I agree with Steve about the ice cream chocolate. The folks at Ben&Jerry's should be ashamed of the oil-based garbage they call chocolate chips.
#20
Posted 29 November 2001 - 04:50 PM
As for cooking the bars, the consensus seems to be to chill the candy bars, then dip in a beer (??) or milk-based batter and fry away.
I even found this article about deep fried candy bars at the Minnesota State Fair. Chef Rodney from Wisconsin gives his take on 'em (hope this link works):
http://www.channel4000.com/news/stories/news-92316420010817-100833.html
I am still trying to stop laughing.
#21
Posted 29 November 2001 - 05:44 PM
The crunch, the sweetness, the melt-in-your-mouth frozen marshmallow, the chewy cookie bottom, mmmmm.
#22
Posted 29 November 2001 - 05:54 PM
#23
Posted 29 November 2001 - 07:12 PM
I wasn't sure what a Mallomar was. Here's a link with a pic and a quote "... about Mallomars: They're a New York thing. Seventy percent of all Mallomars sold are sold in metropolitan New York. And they're seasonal, available only from October to mid-March, because they are such delicate flowers they would melt in the harsh spring and summer months. News of the wonders of refrigeration and climate control has apparently not reached Nabisco's New Jersey headquarters."
http://www.salon.com...2/27/mallomars/
#24
Posted 29 November 2001 - 08:07 PM
#25
Posted 30 November 2001 - 08:48 AM
#26
Posted 30 November 2001 - 10:42 AM
Quote: from A Balic on 1:48 pm on Nov.30,2001
Deep fried, fish flavoured chocolate bars are only one of many Scottish crimes against food, for example they also deep fry pizza (with or without battering first).
And I thought deep fried pickles were bizarre. But pizza too? Yikes.
Of course, people probably used to think that battered and deep fried jalapenos were strange too.
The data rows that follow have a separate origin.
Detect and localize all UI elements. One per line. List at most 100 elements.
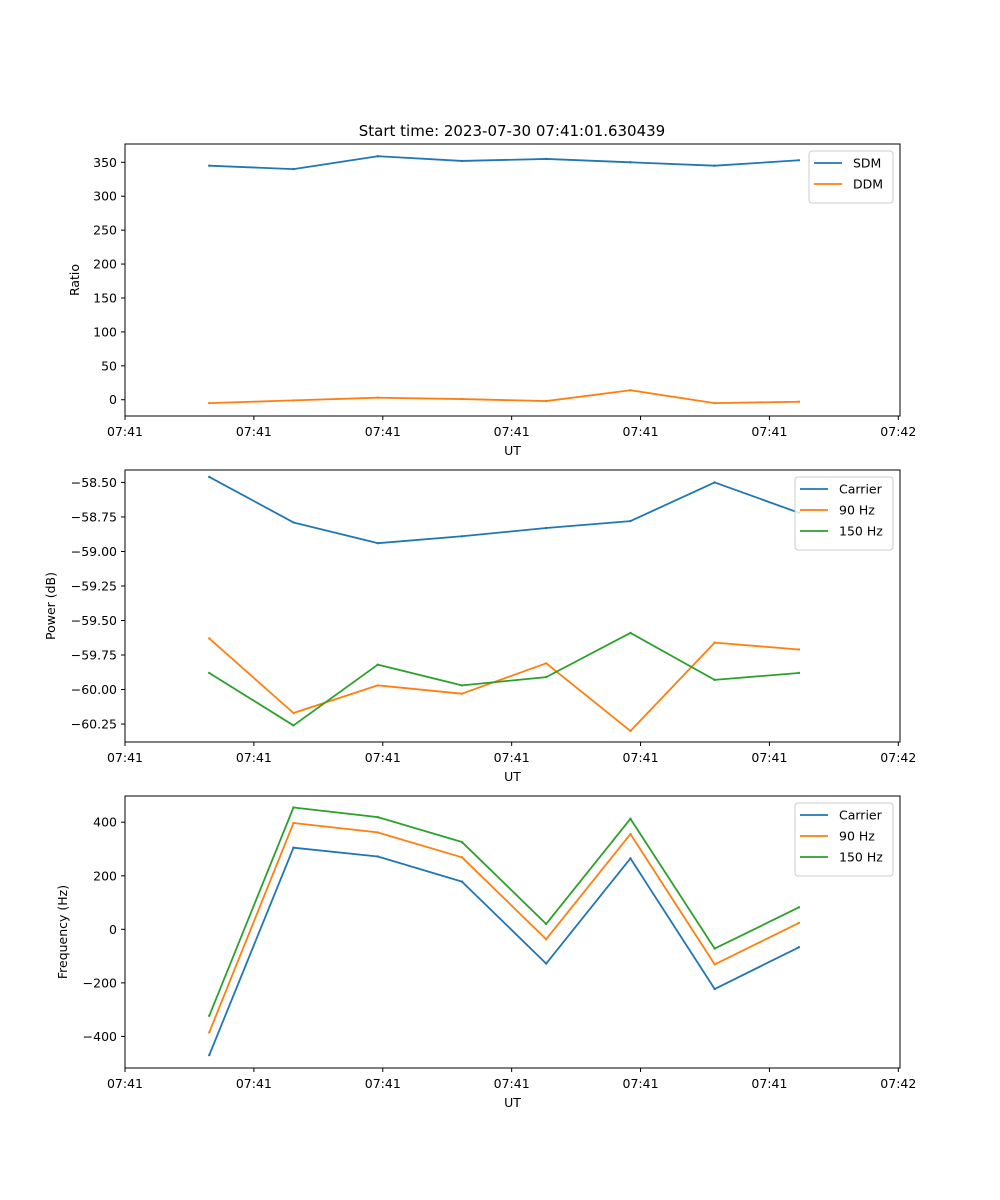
y-tick-label: −60.00 xyxy=(71,682,117,697)
legend: SDM DDM xyxy=(808,150,894,204)
x-tick-label: 07:41 xyxy=(751,1076,787,1091)
x-tick-label: 07:41 xyxy=(623,424,659,439)
data-point xyxy=(544,962,548,965)
data-point xyxy=(376,815,379,819)
x-tick-label: 07:42 xyxy=(880,750,916,765)
data-point xyxy=(713,164,716,167)
y-tick-label: −59.75 xyxy=(71,648,117,663)
data-point xyxy=(629,817,632,820)
data-point xyxy=(460,880,464,883)
data-point xyxy=(797,921,801,925)
legend-label: 150 Hz xyxy=(839,850,883,865)
axes-frame xyxy=(124,795,901,1069)
data-point xyxy=(208,1014,211,1017)
data-point xyxy=(544,675,548,679)
series-line-ddm xyxy=(209,389,799,405)
data-point xyxy=(629,519,632,523)
data-point xyxy=(797,648,801,651)
y-axis-label: Frequency (Hz) xyxy=(55,885,70,979)
x-tick-label: 07:41 xyxy=(494,1076,530,1091)
data-point xyxy=(713,963,716,966)
x-axis-label: UT xyxy=(504,1095,521,1110)
x-tick-label: 07:42 xyxy=(880,424,916,439)
figure-title: Start time: 2023-07-30 07:41:01.630439 xyxy=(359,122,665,140)
y-tick-label: 200 xyxy=(93,868,117,883)
y-tick-label: −200 xyxy=(83,975,117,990)
data-point xyxy=(376,684,379,687)
data-point xyxy=(460,856,464,859)
chart-panel-3: 400 200 0 −200 −400 07:41 07:41 07:41 07:41 07:41… xyxy=(55,795,916,1110)
x-tick-label: 07:41 xyxy=(107,1076,143,1091)
legend-label: Carrier xyxy=(839,808,883,823)
x-tick-label: 07:41 xyxy=(236,424,272,439)
data-point xyxy=(460,692,464,695)
y-axis-label: Ratio xyxy=(67,264,82,296)
series-line-carrier xyxy=(208,476,800,545)
data-point xyxy=(713,401,716,405)
data-point xyxy=(376,855,379,858)
data-point xyxy=(713,678,716,682)
data-point xyxy=(208,401,211,405)
x-tick-label: 07:41 xyxy=(623,1076,659,1091)
x-tick-label: 07:41 xyxy=(494,750,530,765)
data-point xyxy=(292,711,295,715)
y-tick-label: −400 xyxy=(83,1029,117,1044)
data-point xyxy=(629,729,632,733)
data-point xyxy=(460,840,464,844)
data-point xyxy=(208,1053,211,1057)
data-point xyxy=(544,922,548,926)
data-point xyxy=(208,164,211,167)
axes-frame xyxy=(124,469,901,743)
data-point xyxy=(629,161,632,164)
data-point xyxy=(713,987,716,991)
data-point xyxy=(713,481,716,484)
data-point xyxy=(376,831,379,834)
data-point xyxy=(797,946,801,949)
y-tick-label: −59.25 xyxy=(71,578,117,593)
y-tick-label: 350 xyxy=(93,155,117,170)
x-tick-label: 07:41 xyxy=(623,750,659,765)
y-tick-label: −60.25 xyxy=(71,717,117,732)
data-point xyxy=(629,832,632,836)
data-point xyxy=(376,541,379,545)
data-point xyxy=(797,671,801,675)
x-tick-label: 07:41 xyxy=(751,424,787,439)
data-point xyxy=(292,821,295,825)
y-tick-label: 200 xyxy=(93,257,117,272)
series-line-90-hz xyxy=(208,822,800,1033)
x-axis-label: UT xyxy=(504,769,521,784)
y-tick-label: 50 xyxy=(101,358,117,373)
y-tick-label: 150 xyxy=(93,290,117,305)
series-line-carrier xyxy=(208,846,800,1056)
data-point xyxy=(376,663,379,666)
data-point xyxy=(292,724,295,727)
data-point xyxy=(629,631,632,635)
data-point xyxy=(292,806,295,809)
panels: 0 50 100 150 200 250 300 350 07:41 07:41 07:41 07:4… xyxy=(43,143,916,1110)
data-point xyxy=(208,671,211,675)
x-tick-label: 07:41 xyxy=(365,1076,401,1091)
legend-label: Carrier xyxy=(839,482,883,497)
y-tick-label: −59.50 xyxy=(71,613,117,628)
series-line-150-hz xyxy=(208,632,799,727)
series-line-150-hz xyxy=(208,806,800,1017)
y-tick-label: 250 xyxy=(93,223,117,238)
data-point xyxy=(544,938,548,941)
data-point xyxy=(460,535,464,538)
x-tick-label: 07:41 xyxy=(494,424,530,439)
data-point xyxy=(460,684,464,687)
x-tick-label: 07:41 xyxy=(365,750,401,765)
data-point xyxy=(797,159,801,162)
data-point xyxy=(544,526,548,530)
y-axis-label: Power (dB) xyxy=(43,572,58,640)
series-line-90-hz xyxy=(208,637,799,732)
data-point xyxy=(208,1031,211,1034)
data-point xyxy=(797,400,801,403)
legend-label: DDM xyxy=(853,177,883,192)
data-point xyxy=(629,389,632,392)
x-tick-label: 07:42 xyxy=(880,1076,916,1091)
legend-label: SDM xyxy=(853,156,881,171)
legend-label: 90 Hz xyxy=(839,829,875,844)
data-point xyxy=(629,857,632,860)
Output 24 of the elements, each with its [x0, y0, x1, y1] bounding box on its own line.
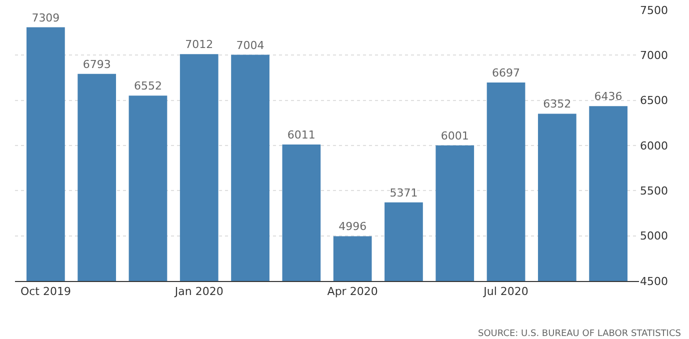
- data-label: 6552: [134, 80, 162, 93]
- x-tick-label: Apr 2020: [327, 285, 378, 298]
- y-tick-label: 7000: [640, 49, 668, 62]
- data-label: 6436: [594, 90, 622, 104]
- y-tick-label: 7500: [640, 4, 668, 17]
- data-label: 6697: [492, 66, 520, 80]
- data-label: 6001: [440, 129, 469, 142]
- y-tick-label: 6500: [640, 94, 668, 108]
- y-tick-label: 4500: [640, 274, 668, 288]
- y-tick-label: 5000: [640, 230, 668, 243]
- data-label: 7004: [236, 38, 264, 52]
- data-label: 6793: [82, 58, 111, 71]
- data-label: 5371: [390, 186, 418, 200]
- source-note: SOURCE: U.S. BUREAU OF LABOR STATISTICS: [478, 329, 682, 339]
- data-label: 4996: [338, 220, 367, 234]
- data-label: 6011: [287, 128, 316, 142]
- data-label: 7309: [32, 11, 60, 24]
- x-tick-label: Jan 2020: [174, 285, 224, 298]
- y-tick-label: 5500: [640, 184, 668, 198]
- x-tick-label: Jul 2020: [482, 285, 528, 298]
- data-label: 6352: [543, 98, 572, 111]
- data-label: 7012: [185, 38, 214, 52]
- y-tick-label: 6000: [640, 139, 668, 152]
- x-tick-label: Oct 2019: [20, 285, 71, 298]
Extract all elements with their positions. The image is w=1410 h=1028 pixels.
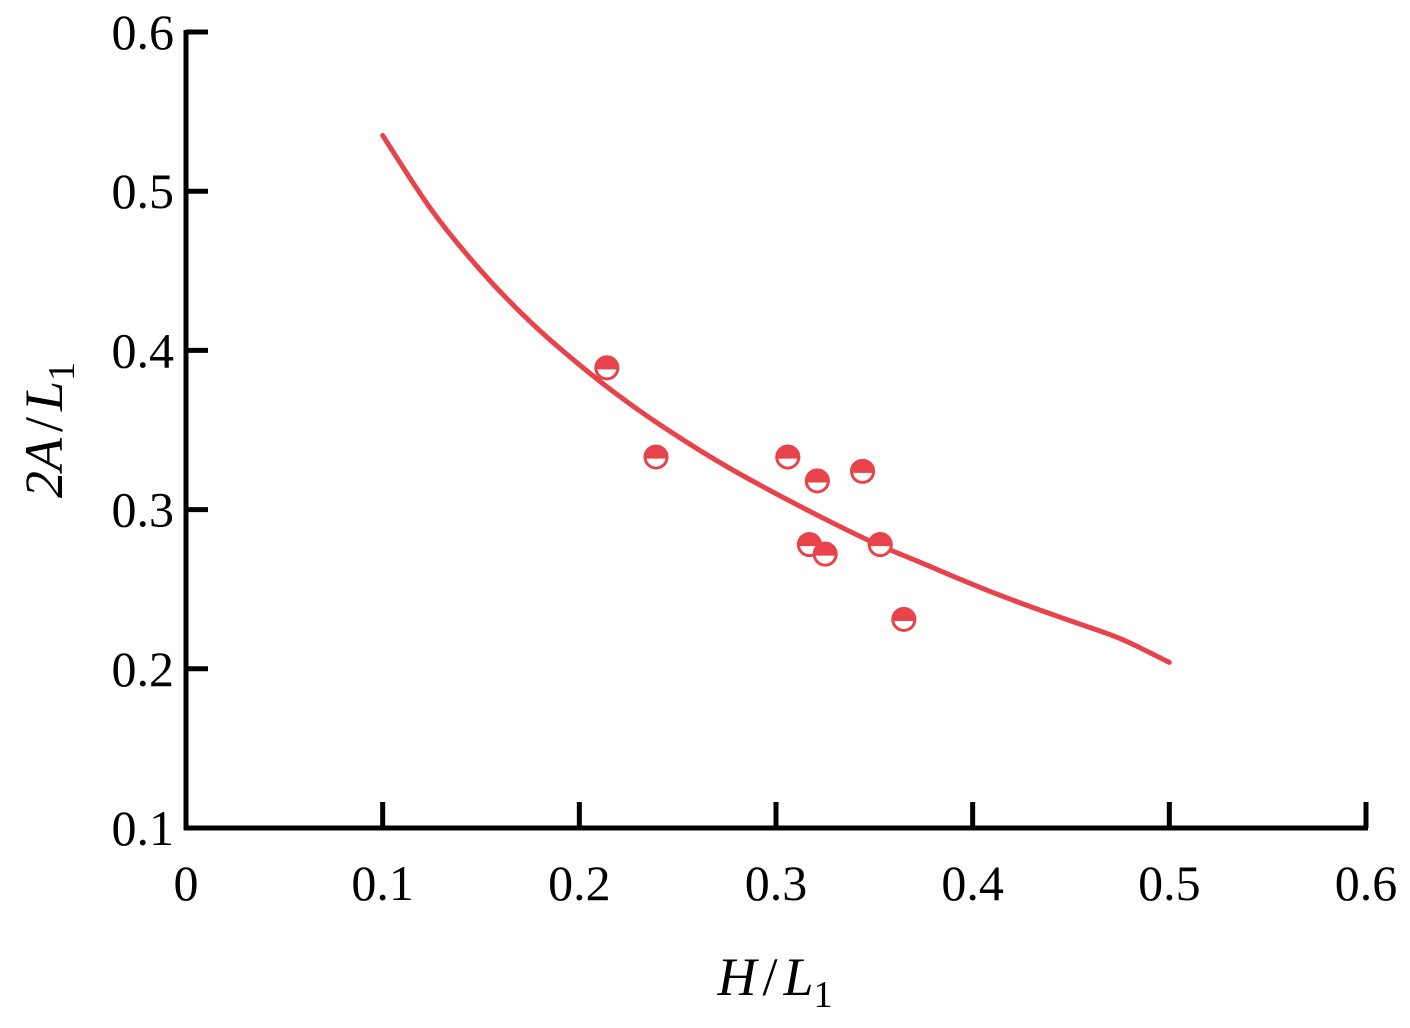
data-point-fill xyxy=(891,607,917,621)
y-axis-label-var: L xyxy=(14,381,74,412)
x-axis-label-main: H xyxy=(716,947,759,1007)
data-point-fill xyxy=(643,444,669,459)
x-axis-label: H / L1 xyxy=(716,947,832,1016)
data-point-fill xyxy=(804,468,830,483)
x-axis-label-slash: / xyxy=(762,947,777,1007)
fit-curve xyxy=(380,133,1172,665)
y-tick-label: 0.2 xyxy=(112,641,175,697)
data-point xyxy=(775,444,801,470)
data-point-fill xyxy=(850,458,876,473)
data-point-fill xyxy=(796,532,822,547)
y-tick-label: 0.3 xyxy=(112,482,175,538)
x-tick-label: 0 xyxy=(174,855,199,911)
x-axis-label-var: L xyxy=(782,947,813,1007)
axes: 0.10.20.30.40.50.60 0.1 0.2 0.3 0.4 0.5 0.6 xyxy=(112,4,1398,911)
data-points-layer xyxy=(594,355,917,632)
data-point xyxy=(812,541,838,567)
data-point-fill xyxy=(812,541,838,556)
y-tick-label: 0.1 xyxy=(112,800,175,856)
x-tick-label: 0.6 xyxy=(1335,855,1398,911)
y-axis-label: 2A / L1 xyxy=(14,362,83,498)
data-point-fill xyxy=(775,444,801,459)
data-point xyxy=(891,606,917,632)
data-point-fill xyxy=(867,532,893,547)
x-axis-label-sub: 1 xyxy=(814,974,833,1016)
x-tick-label: 0.5 xyxy=(1138,855,1201,911)
x-tick-label: 0.1 xyxy=(351,855,414,911)
x-tick-label: 0.2 xyxy=(548,855,611,911)
data-point xyxy=(867,532,893,558)
y-tick-label: 0.6 xyxy=(112,4,175,60)
data-point xyxy=(594,355,620,381)
y-axis-label-main: 2A xyxy=(14,437,74,498)
x-tick-label: 0.4 xyxy=(941,855,1004,911)
data-point xyxy=(643,444,669,470)
data-point xyxy=(850,458,876,484)
y-tick-label: 0.5 xyxy=(112,163,175,219)
data-point xyxy=(804,468,830,494)
y-tick-label: 0.4 xyxy=(112,322,175,378)
data-point-fill xyxy=(594,355,620,370)
fit-curve-layer xyxy=(380,133,1172,665)
y-axis-label-sub: 1 xyxy=(41,362,83,381)
x-tick-label: 0.3 xyxy=(745,855,808,911)
y-axis-label-slash: / xyxy=(14,417,74,432)
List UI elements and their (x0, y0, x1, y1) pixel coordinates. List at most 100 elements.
On the subject of deep frying, maybe someone should start a thread asking what the weirdest thing anyone has ever deep fried. Mine would probably be an entire pack of bubble gum, but that was quite by accident. I no longer place my fry daddy directly underneath the kitchen cupboards.
#27
Posted 30 November 2001 - 03:39 PM
Quote: from A Balic on 10:48 am on Nov. 30, 2001
as they use the same oil that has been used to fry fish. Deep fried, fish flavoured chocolate bars are only one of many Scottish crimes against food
OK. Anyone who recycles cooking oil for ANY reason is already going too far. Is oil that expensive in Scotland?
#28
Posted 02 December 2001 - 07:54 PM
Recently one of the food magazines ran an article about this nougat business of Sally Williams
#29
Posted 02 December 2001 - 08:54 PM
#30
Posted 11 December 2001 - 09:49 AM
Having made homemade ice cream, here's a possible reason why most of the chocolate in ice cream is crappy chocolate. When you use decent chocolate in ice cream it gets really really hard when frozen and also feels a little gritty. B&J (and others) use "chocolate flavored" chips or chunks that have a high percentage of oil in them because they are softer at frozen temperatures.
Any ice cream using decent chocolate tends to use the shaven form rather than chips or larger chunks. Here, I am thinking of Haagen Dazs - bought at a Haagen Dazs store, not from the supermarket. Specifically their double chocolate mint. The chocolate shavings are really small and taste much more chocolatey than other brands.